Another top Canadian military officer is under police investigation after a former member of the navy alleged she was sexually assaulted on board a supply ship. Vice Admiral Haydn Edmundson has temporarily left his job as commander of Military Personnel Command in Ottawa. He is under investigation by the Canadian Forces National Investigation Service, the Department of National Defence confirmed Wednesday.

The CFNIS began the investigation into Edmundson after CBC News notified the DND that it was about to release a story featuring on-the-record remarks by the woman who alleged she was sexually assaulted by Edmunston onboard HMCS Provider in November 1991. At the time the woman was a 19-year-old member of the Canadian navy. She told CBC she didn’t originally report the assault because she was afraid to speak up against the third-highest ranking officer on the ship. She described to the CBC a pervasive culture of silence surrounding sexual misconduct, a lack of support from the military’s chain of command and fear of career reprisals. ...

Edmundson has denied the allegations. ...

Over the last several months, the Canadian Forces has been rocked by allegations of sexual misconduct by its top leaders. Chief of the Defence Staff Adm. Art McDonald voluntary stepped down Feb. 24 from that job after being put under military police investigation. The admiral had only been in the job since Jan. 14. McDonald has declined to comment. Former Chief of the Defence Staff Gen. Jon Vance is also under military police investigation over allegations of sexual misconduct. He has said he did nothing wrong.

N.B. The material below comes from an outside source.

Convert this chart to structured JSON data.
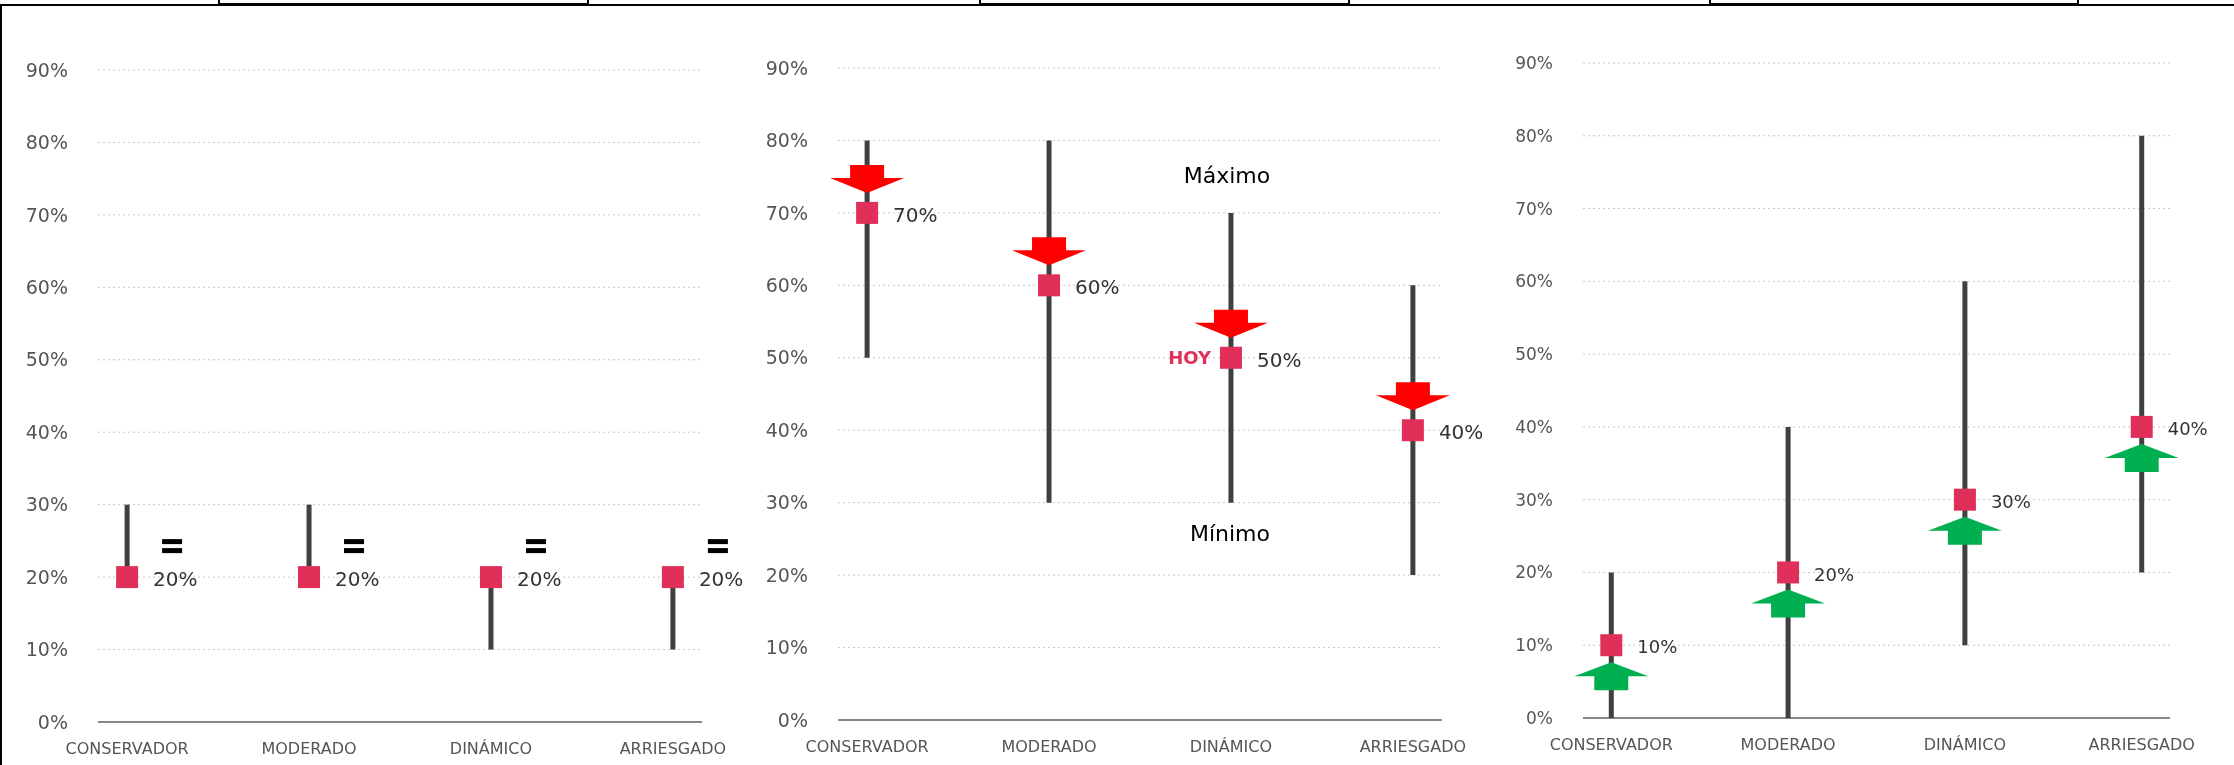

Two House of Commons committees are looking into the issue of sexual misconduct in the military, and the Liberal government have promised changes.

The Canadian Forces has faced previous sex scandals in 1998 and 2014, but its leadership successfully fought against attempts to impose independent oversight on the military justice and police system, which critics say punishes the victims and protects sexual predators.

Military police, and not a civilian police force, will investigate the alleged sexual assault involving Edmundson. “As the allegations are reported to have taken place onboard a Royal Canadian Navy ship outside of Canada, the Acting Chief of the Defence Staff Wayne Eyre has referred the matter to the CFNIS,” the Canadian Forces statement noted. ...

The Canadian Forces National Investigation Service looks into serious allegations involving military personnel, but there has been criticism of its past performance and concerns that it is not independent. The CFNIS ultimately reports to the chief of the defence staff. ...

Some military members have been reluctant to report sexual misconduct and assaults to the CFNIS because of the perception it is not independent of senior leadership.

The alleged victim has told CBC she wants an independent investigation because she doesn’t trust the military to properly investigate and prosecute her case.

The CBC reported on March 9 that Edmundson was investigated over allegations of inappropriate behaviour with female subordinates in the late 1990s. The claims against him dated back to when he was a lieutenant-commander overseeing training at the naval officer training centre in Esquimalt, B.C.